Posted by:
concolor1
at Tue Jun 2 01:40:06 2009 [ Email Message ] [ Show All Posts by concolor1 ]
I caught a Great Basin Gopher last week myself (and like you, most of my experiences with them were way back in the last century).
He immediately went into "Rattlesnake Impersonation Mode," and while I was congratulating myself (this was the first place I looked), he acted pretty fearsome. I wish now I'd taken a photo but I elected to bag him while I decided what to do with him (at least my preliminary judgment was it was a male).
I took a walk down the hill looking for others and finally decided the nine snakes (and 18 corn snake eggs) I have right now are adequate, so I returned to the discarded carpet remnant he'd been hiding under and released him.
At this point I decided on a few photos, but it was apparently clear to him by then that I wasn't buying any bluffs, and he was all for getting out of Dodge. I managed a few shots, but nothing as dramatic as I would have been able to get earlier.

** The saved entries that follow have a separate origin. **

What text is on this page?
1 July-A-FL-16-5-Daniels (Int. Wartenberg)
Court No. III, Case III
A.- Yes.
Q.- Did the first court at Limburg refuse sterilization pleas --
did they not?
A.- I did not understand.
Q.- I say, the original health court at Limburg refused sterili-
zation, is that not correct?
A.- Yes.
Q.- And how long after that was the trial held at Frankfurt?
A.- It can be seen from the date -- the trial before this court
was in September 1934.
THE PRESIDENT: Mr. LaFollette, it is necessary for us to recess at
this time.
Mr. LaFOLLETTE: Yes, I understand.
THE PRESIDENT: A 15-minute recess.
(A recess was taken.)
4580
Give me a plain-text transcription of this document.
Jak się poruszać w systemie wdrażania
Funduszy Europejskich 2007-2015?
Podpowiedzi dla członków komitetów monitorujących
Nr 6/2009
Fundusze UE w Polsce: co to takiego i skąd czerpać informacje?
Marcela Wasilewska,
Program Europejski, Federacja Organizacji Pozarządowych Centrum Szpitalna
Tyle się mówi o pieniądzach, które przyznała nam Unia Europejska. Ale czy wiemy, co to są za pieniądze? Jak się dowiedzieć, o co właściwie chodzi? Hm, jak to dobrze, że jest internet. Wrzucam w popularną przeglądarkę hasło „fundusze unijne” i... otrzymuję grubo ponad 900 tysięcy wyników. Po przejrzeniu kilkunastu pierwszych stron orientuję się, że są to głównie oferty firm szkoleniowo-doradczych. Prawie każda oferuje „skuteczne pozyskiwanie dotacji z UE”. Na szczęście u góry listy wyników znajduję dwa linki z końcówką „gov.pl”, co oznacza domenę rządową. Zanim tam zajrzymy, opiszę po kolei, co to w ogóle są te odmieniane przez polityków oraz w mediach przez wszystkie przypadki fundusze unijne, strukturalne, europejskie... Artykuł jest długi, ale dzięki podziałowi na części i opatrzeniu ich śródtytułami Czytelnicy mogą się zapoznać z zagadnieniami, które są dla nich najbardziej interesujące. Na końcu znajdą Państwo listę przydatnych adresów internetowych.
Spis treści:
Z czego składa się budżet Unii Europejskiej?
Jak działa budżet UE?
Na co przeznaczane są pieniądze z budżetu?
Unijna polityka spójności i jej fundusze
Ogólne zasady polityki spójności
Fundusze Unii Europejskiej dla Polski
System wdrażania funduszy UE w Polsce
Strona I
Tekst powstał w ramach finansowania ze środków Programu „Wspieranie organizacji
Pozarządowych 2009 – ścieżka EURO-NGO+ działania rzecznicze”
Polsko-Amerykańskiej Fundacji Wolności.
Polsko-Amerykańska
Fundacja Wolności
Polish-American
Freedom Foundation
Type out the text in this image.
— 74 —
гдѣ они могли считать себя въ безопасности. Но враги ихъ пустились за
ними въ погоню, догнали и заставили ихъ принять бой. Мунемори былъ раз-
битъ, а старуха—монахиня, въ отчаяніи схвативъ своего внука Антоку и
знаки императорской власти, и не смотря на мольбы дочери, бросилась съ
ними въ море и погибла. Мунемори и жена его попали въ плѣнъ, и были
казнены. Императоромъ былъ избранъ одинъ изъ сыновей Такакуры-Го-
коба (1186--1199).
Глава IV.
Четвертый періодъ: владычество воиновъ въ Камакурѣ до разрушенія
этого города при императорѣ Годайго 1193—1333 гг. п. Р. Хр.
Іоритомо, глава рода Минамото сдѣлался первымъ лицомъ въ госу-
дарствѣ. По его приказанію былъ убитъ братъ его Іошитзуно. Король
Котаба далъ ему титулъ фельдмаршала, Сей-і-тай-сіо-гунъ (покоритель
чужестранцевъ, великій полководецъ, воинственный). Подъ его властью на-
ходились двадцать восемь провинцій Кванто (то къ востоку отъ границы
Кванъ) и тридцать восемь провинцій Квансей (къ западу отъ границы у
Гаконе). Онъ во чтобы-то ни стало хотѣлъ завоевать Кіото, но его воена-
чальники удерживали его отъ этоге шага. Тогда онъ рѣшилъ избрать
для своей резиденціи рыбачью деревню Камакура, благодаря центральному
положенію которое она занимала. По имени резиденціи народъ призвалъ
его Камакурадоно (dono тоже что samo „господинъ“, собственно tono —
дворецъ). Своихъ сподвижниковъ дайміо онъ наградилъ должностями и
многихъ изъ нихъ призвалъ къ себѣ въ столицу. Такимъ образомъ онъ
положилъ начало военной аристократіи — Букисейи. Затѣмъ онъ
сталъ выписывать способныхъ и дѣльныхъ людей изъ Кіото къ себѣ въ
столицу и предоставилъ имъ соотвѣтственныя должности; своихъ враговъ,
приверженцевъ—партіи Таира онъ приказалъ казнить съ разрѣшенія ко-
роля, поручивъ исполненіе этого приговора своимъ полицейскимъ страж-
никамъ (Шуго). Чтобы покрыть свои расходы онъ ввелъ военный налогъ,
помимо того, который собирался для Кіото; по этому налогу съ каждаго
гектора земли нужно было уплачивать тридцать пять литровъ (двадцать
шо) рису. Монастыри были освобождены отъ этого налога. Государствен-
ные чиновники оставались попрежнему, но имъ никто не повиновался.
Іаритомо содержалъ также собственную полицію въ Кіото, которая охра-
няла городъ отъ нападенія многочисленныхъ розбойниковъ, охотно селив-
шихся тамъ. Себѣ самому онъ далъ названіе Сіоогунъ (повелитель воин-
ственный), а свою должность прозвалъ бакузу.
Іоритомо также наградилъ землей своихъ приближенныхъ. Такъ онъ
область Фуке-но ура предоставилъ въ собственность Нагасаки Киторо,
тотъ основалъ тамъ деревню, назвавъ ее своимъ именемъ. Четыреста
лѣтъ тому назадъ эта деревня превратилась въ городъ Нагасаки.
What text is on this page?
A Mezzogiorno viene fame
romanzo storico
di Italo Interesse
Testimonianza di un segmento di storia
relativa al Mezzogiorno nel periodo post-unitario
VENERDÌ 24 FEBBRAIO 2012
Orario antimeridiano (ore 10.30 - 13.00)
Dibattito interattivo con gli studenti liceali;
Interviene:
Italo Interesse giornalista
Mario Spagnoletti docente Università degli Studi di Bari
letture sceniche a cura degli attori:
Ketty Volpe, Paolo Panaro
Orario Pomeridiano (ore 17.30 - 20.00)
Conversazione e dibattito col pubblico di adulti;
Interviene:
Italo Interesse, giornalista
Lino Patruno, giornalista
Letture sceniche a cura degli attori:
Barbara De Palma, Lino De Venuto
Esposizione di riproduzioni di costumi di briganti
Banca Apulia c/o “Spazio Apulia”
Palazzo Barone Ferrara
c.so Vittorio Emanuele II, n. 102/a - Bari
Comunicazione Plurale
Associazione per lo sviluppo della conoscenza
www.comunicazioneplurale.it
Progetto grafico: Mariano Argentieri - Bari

Right now I own two gopher snakes, one a W/C adolescent and the other a yearling C/B, as well as a three-year old "Texas Bull." The bull's attitude is clearly the most cantankerous, and she actually nailed me last week (I'd forgotten to wash after feeding some frozen mice to another snake); the two gophers are milquetoasts.
For the most part, what I remember of the gopher snakes from 40 years ago was they all pretty much tamed down easily with one or two exceptions. Of course the other snakes I readily brought home were usually western racers, and these were almost always nippy in comparison.